Mentioned in SAL (#wikimedia-operations) [2018-01-09T06:11:55Z] <marostegui@tin> Synchronized wmf-config/db-eqiad.php: Splitting s5 and s8 T177208 T181645 (duration: 00m 50s)

Change 403104 merged by Marostegui:
[operations/mediawiki-config@master] db-eqiad.php: Set s5, s8 read only OFF

https://gerrit.wikimedia.org/r/403104

Mentioned in SAL (#wikimedia-operations) [2018-01-09T06:14:46Z] <marostegui@tin> Synchronized wmf-config/db-eqiad.php: Remove read_only from s5 and s8 T177208 T181645 (duration: 00m 27s)

Marostegui added subscribers: aude, mark, Joe.

Failover is done
Read only started: 06:01
Read only finished: 06:14

Thanks @Ladsgroup @aude @mark @Joe for being online and supporting the DBAs!

There are still some pending tasks:

Configure sanitarium to replicate the new channel
Configure dbstores to replicate the new channel
Drop dewiki tables from s8 master (db1071)
Drop wikidata tables from s5 master (db1070)

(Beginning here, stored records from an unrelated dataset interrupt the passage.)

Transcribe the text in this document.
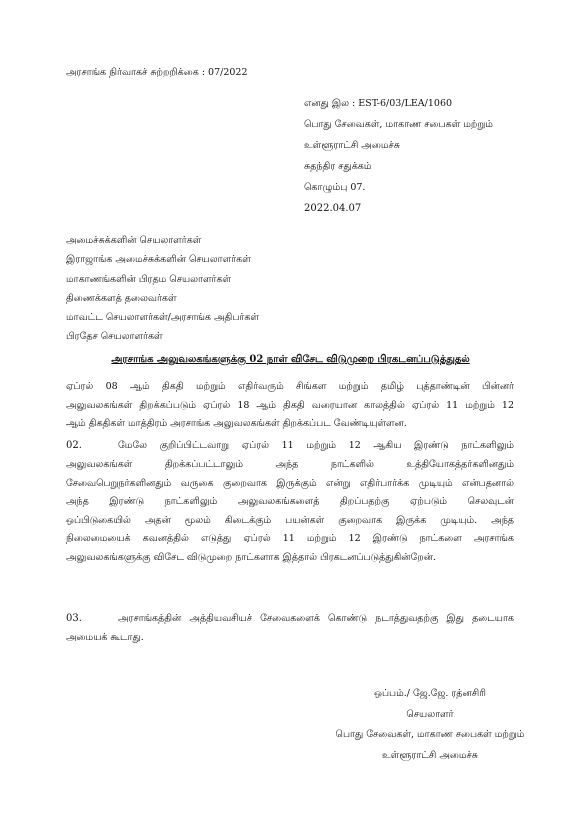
அரசாங்க நிர்வாகச் சுற்றறிக்கை : 07/2022
எனது இல : EST-6/03/LEA/1060
பொது சேவைகள், மாகாண சபைகள் மற்றும்
உள்ளூராட்சி அமைச்சு
சுதந்திர சதுக்கம்
கொழும்பு 07.
2022.04.07
அமைச்சுக்களின் செயலாளர்கள்
இராஜாங்க அமைச்சுக்களின் செயலாளர்கள்
மாகாணங்களின் பிரதம செயலாளர்கள்
திணைக்களத் தலைவர்கள்
மாவட்ட செயலாளர்கள்/அரசாங்க அதிபர்கள்
பிரதேச செயலாளர்கள்
அரசாங்க அலுவலகங்களுக்கு 02 நாள் விசேட விடுமுறை பிரகடனப்படுத்துதல்
ஏப்ரல் 08 ஆம் திகதி மற்றும் எதிர்வரும் சிங்கள மற்றும் தமிழ் புத்தாண்டின் பின்னர்
அலுவலகங்கள் திறக்கப்படும் ஏப்ரல் 18 ஆம் திகதி வரையான காலத்தில் ஏப்ரல் 11 மற்றும் 12
ஆம் திகதிகள் மாத்திரம் அரசாங்க அலுவலகங்கள் திறக்கப்பட வேண்டியுள்ளன.
02.	மேலே குறிப்பிட்டவாறு ஏப்ரல் 11 மற்றும் 12 ஆகிய இரண்டு நாட்களிலும்
அலுவலகங்கள் திறக்கப்பட்டாலும் அந்த நாட்களில் உத்தியோகத்தர்களினதும்
சேவைபெறுநர்களினதும் வருகை குறைவாக இருக்கும் என்று எதிர்பார்க்க முடியும் என்பதனால்
அந்த இரண்டு நாட்களிலும் அலுவலகங்களைத் திறப்பதற்கு ஏற்படும் செலவுடன்
ஒப்பிடுகையில் அதன் மூலம் கிடைக்கும் பயன்கள் குறைவாக இருக்க முடியும். அந்த
நிலைமையைக் கவனத்தில் எடுத்து ஏப்ரல் 11 மற்றும் 12 இரண்டு நாட்களை அரசாங்க
அலுவலகங்களுக்கு விசேட விடுமுறை நாட்களாக இத்தால் பிரகடனப்படுத்துகின்றேன்.
03.	அரசாங்கத்தின் அத்தியவசியச் சேவைகளைக் கொண்டு நடாத்துவதற்கு இது தடையாக
அமையக் கூடாது.
ஒப்பம்./ ஜே.ஜே. ரத்னசிரி
செயலாளர்
பொது சேவைகள், மாகாண சபைகள் மற்றும்
உள்ளூராட்சி அமைச்சு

This comment was removed by Marostegui.
This comment was removed by Marostegui.

Change 403110 had a related patch set uploaded (by Jcrespo; owner: Jcrespo):
[operations/puppet@production] mariadb: Setup s8 on dbstore2001

https://gerrit.wikimedia.org/r/403110

Change 403110 merged by Jcrespo:
[operations/puppet@production] mariadb: Setup s8 on dbstore2001

https://gerrit.wikimedia.org/r/403110

Change 403119 had a related patch set uploaded (by Marostegui; owner: Marostegui):
[operations/puppet@production] mariadb: Add s8 to dbstore config and monitoring

https://gerrit.wikimedia.org/r/403119

Change 403119 merged by Marostegui:
[operations/puppet@production] mariadb: Add s8 to dbstore config and monitoring

https://gerrit.wikimedia.org/r/403119

So I contaminated by mistake s5/s8 on dbstore1001 due to timing of delayed replication. As a consolation, I do not think they were in such a good shape anyway. I will try to revert the changes, but cannot assure I can save it.

From the checksums I did past weeks it was indeed pretty inconsistent in all the shards so I don't think it is a big deal to have a added a bit more drifts.
It needs a full reimport anyways.

I've set up Replicate_Wild_Do_Table: dewiki.%,heartbeat.% on s5 to unbreak it (it will not be affected), but s8 will still not be in a good state. Time to accelerate T159430 or codfw backups for s8.

I believe we are good to close this task after Bryan finished with the pending Cloud Team's tasks?

jcrespo claimed this task.

yes, but let's open one for followup/clean up - delete, which we will want to wait to do (leave data there for a few weeks), reassign servers, etc.

Change 404406 had a related patch set uploaded (by Marostegui; owner: Marostegui):
[operations/software@master] s8.hosts: Add dbstore2001

https://gerrit.wikimedia.org/r/404406

Change 404406 merged by jenkins-bot:
[operations/software@master] s8.hosts: Add dbstore2001

https://gerrit.wikimedia.org/r/404406

Change 391198 abandoned by Jcrespo:
WIP: setup s8 and db-common.php refactoring

Reason:
We will need to change the style of db-*.php config, but because some parts will be migrated to etcd, we will have to think about that in the future.

https://gerrit.wikimedia.org/r/391198